It got so that I knew what was coming when I told someone I was researching the history of women’s cricket. “Aha! Rachael Heyhoe-Flint,” they would say. She was always – without fail – the name on people’s lips.
Sometimes they would ask, “Does she come into your research at all?” I scarcely knew how to answer. Did she come into my research? Of course she did.
When I tried to find other histories of women’s cricket, the closest I came was her wonderful 1976 volume Fair Play, co-authored with Netta Rheinberg. I was surprised, at first, to discover that there were two forewords, penned by Brian Johnston and Colin Cowdrey; I realised later that Rachael’s force of personality was such that they could hardly have resisted when she approached them.
Her autobiography, published in 1978, was endlessly informative but also, in keeping with the great lady herself, filled with humour. Feminism was one of the central themes of my thesis; RHF, in the preface to her autobiography, was pretty open about her own feelings on that topic:
“Challenging male supremacy…doesn’t mean I’m Women’s Lib. Far from it, because I value that bit of underwear they rush out and burn each week with a matinee on Wednesdays. I, too, believe in good support.”

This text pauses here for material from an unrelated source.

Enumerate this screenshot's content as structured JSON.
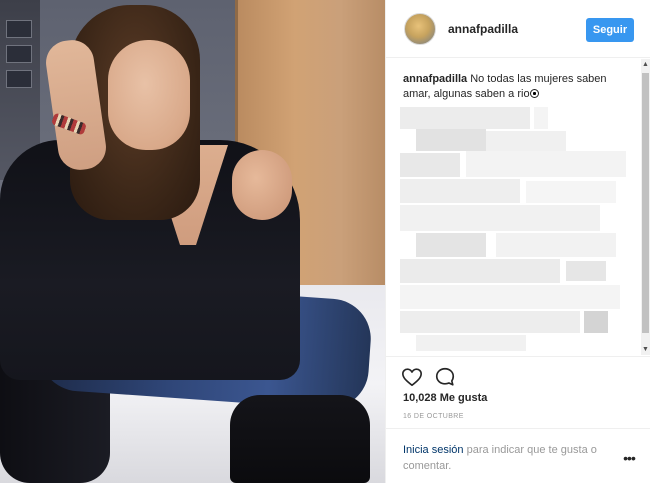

In one memorable meeting with my thesis supervisor, in which I quoted from the Eric Morecambe-penned foreword to RHF’s book – “she rarely eats at home. In fact, her lonely husband has eaten so many frozen dinners that he’s been treated for a chilblained stomach and has had a gas heater fitted in his igloo” – my supervisor struggled to believe that it could have been written by THE Eric Morecambe. It was, of course.
When I went through the Women’s Cricket Association archive, there was an entire folder devoted to the euphemistically-termed “RHF Affair” – the occasion in 1977 when she was sacked from the captaincy and omitted from the World Cup squad.
When I looked for newspaper coverage of women’s cricket, she would inevitably crop up at some point. If the story wasn’t about her, it was written by her – like all those match reports in the Daily Telegraph in 1968/9. Looking for stories about women’s cricket was often like looking for a needle in a haystack; occasionally they would be there, but they were usually very hard to spot. Interviews with RHF, on the other hand, would be whole-page spreads. “Our busts don’t get in the way,” she told one Guardian reporter in 1973, when he asked. “We don’t have to cut them off.” Somehow she still managed to charm him.
Most recently – just last Monday in fact – I spent the afternoon in the library reading about her incredible innings of 179 not out at The Oval in 1976.
Did she come into my research? Always.
She was such an ever-present theme, in fact, always there in the background, that when she agreed to meet me to be interviewed for the thesis I was rather nervous. They say, after all, that you should never meet your heroes. Thankfully in this instance that adage proved far from the truth. She was interested in my PhD. She was warm, funny, and charming. It was one of the best afternoons of the entire research process. All I can say is that I feel privileged, now, that I got the opportunity to talk to her about her incredible, eventful life before it was too late.